The reported figures included: Independent revenue of N2.7 trillion, Operating surplus from Government-Owned Enterprises (GOEs) amounting to N2.3 trillion, and MDAs’ IGR of N344 billion.

The AG-F reported ₦8 billion capital allocation for 2024, yet only ₦2.9 billion (25 per cent) had been released for project execution.

She said stamp duty revenues from 2020 to 2024 were disappointingly low, totaling ₦30.3 million, compared to the ₦301.49 million IGR.

Mrs. Madein explained that the centralised payment system was introduced to curb inefficiencies and prevent unutilised funds from being rolled over annually.

According to her, MDAs are expected to execute projects, upload contractor details, and request payments directly from the system.
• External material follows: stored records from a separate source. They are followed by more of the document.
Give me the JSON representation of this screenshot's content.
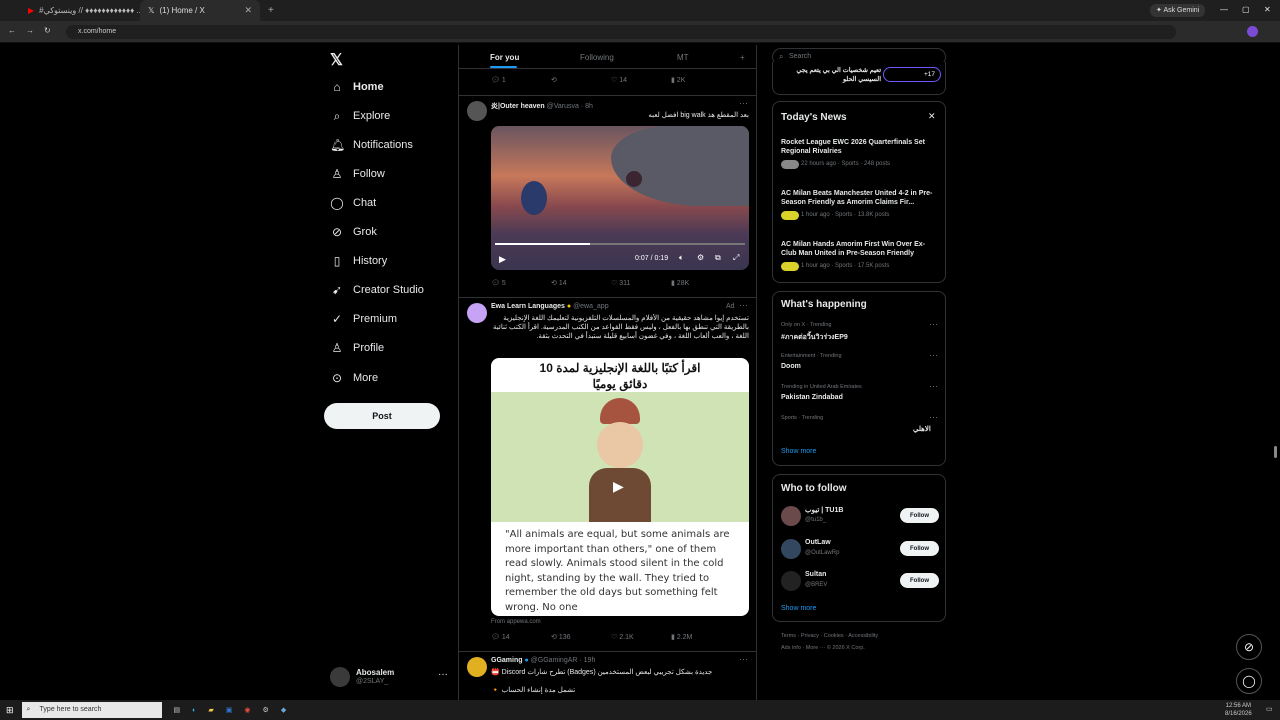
{
  "browser": {
    "tab1": "#وينستوكي // ♦♦♦♦♦♦♦♦♦♦♦♦ ...",
    "tab2": "(1) Home / X",
    "url": "x.com/home",
    "gemini": "Ask Gemini"
  },
  "nav": {
    "items": [
      "Home",
      "Explore",
      "Notifications",
      "Follow",
      "Chat",
      "Grok",
      "History",
      "Creator Studio",
      "Premium",
      "Profile",
      "More"
    ],
    "post": "Post",
    "user_name": "Abosalem",
    "user_handle": "@2SLAY_"
  },
  "feed": {
    "tabs": [
      "For you",
      "Following",
      "MT"
    ],
    "top_actions": {
      "replies": "1",
      "likes": "14",
      "views": "2K"
    },
    "t1": {
      "name": "炎|Outer heaven",
      "handle": "@Varusva · 8h",
      "text": "بعد المقطع هذ big walk افضل لعبه",
      "video_time": "0:07 / 0:19",
      "replies": "5",
      "reposts": "14",
      "likes": "311",
      "views": "28K"
    },
    "t2": {
      "name": "Ewa Learn Languages",
      "handle": "@ewa_app",
      "ad": "Ad",
      "text": "تستخدم إيوا مشاهد حقيقية من الأفلام والمسلسلات التلفزيونية لتعليمك اللغة الإنجليزية بالطريقة التي تنطق بها بالفعل ، وليس فقط القواعد من الكتب المدرسية. اقرأ الكتب ثنائية اللغة ، والعب ألعاب اللغة ، وفي غضون أسابيع قليلة ستبدأ في التحدث بثقة.",
      "img_title": "اقرأ كتبًا باللغة الإنجليزية لمدة 10 دقائق يوميًا",
      "img_text": "\"All animals are equal, but some animals are more important than others,\" one of them read slowly. Animals stood silent in the cold night, standing by the wall. They tried to remember the old days but something felt wrong. No one",
      "from": "From appewa.com",
      "replies": "14",
      "reposts": "136",
      "likes": "2.1K",
      "views": "2.2M"
    },
    "t3": {
      "name": "GGaming",
      "handle": "@GGamingAR · 19h",
      "text": "جديدة بشكل تجريبي لبعض المستخدمين (Badges) تطرح شارات Discord 📛",
      "text2": "تشمل مدة إنشاء الحساب 🔸"
    }
  },
  "sidebar": {
    "search_placeholder": "Search",
    "top_banner": "تعيم شخصيات الي بي يتعم يجي السيسي الحلو",
    "top_count": "+17",
    "news_title": "Today's News",
    "news": [
      {
        "title": "Rocket League EWC 2026 Quarterfinals Set Regional Rivalries",
        "meta": "22 hours ago · Sports · 248 posts"
      },
      {
        "title": "AC Milan Beats Manchester United 4-2 in Pre-Season Friendly as Amorim Claims Fir...",
        "meta": "1 hour ago · Sports · 13.8K posts"
      },
      {
        "title": "AC Milan Hands Amorim First Win Over Ex-Club Man United in Pre-Season Friendly",
        "meta": "1 hour ago · Sports · 17.5K posts"
      }
    ],
    "happening_title": "What's happening",
    "trends": [
      {
        "cat": "Only on X · Trending",
        "name": "#ภาคต่อวิ้นวิวร่วงEP9"
      },
      {
        "cat": "Entertainment · Trending",
        "name": "Doom"
      },
      {
        "cat": "Trending in United Arab Emirates",
        "name": "Pakistan Zindabad"
      },
      {
        "cat": "Sports · Trending",
        "name": "الاهلي"
      }
    ],
    "show_more": "Show more",
    "who_title": "Who to follow",
    "who": [
      {
        "name": "تيوب | TU1B",
        "handle": "@tu1b_"
      },
      {
        "name": "OutLaw",
        "handle": "@OutLawRp"
      },
      {
        "name": "Sultan",
        "handle": "@BREV"
      }
    ],
    "follow_label": "Follow",
    "footer1": "Terms · Privacy · Cookies · Accessibility",
    "footer2": "Ads info · More ··· © 2026 X Corp."
  },
  "taskbar": {
    "search": "Type here to search",
    "time": "12:56 AM",
    "date": "8/16/2026"
  }
}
Mrs. Madein said some MDAs failed to comply with this policy, leading to delays in payment.

But senators argued that the centralised system had stifled progress instead of enhancing efficiency.

They insisted that delays in payments, even for completed projects, were unacceptable and reflected systemic inefficiencies.

The senators said MDAs should be given greater autonomy to manage their budgets while maintaining oversight to prevent misuse.

A member of the committee, Amos Yohanna (Adamawa North), summarised the issue, saying: “Federal Government revenue is suffering because budget performance is poor.

“Taxes remain low because payments are not made. We need a system that works.”

Mrs. Madein attributed the delays to two key factors: incomplete documentation submitted by MDAs and occasional shortfalls in available funds.

“When MDAs meet all system requirements, funds should be released without delay,” one committee member said, urging the office of the AG-F to address these issues urgently as the country approaches the end of the fiscal year.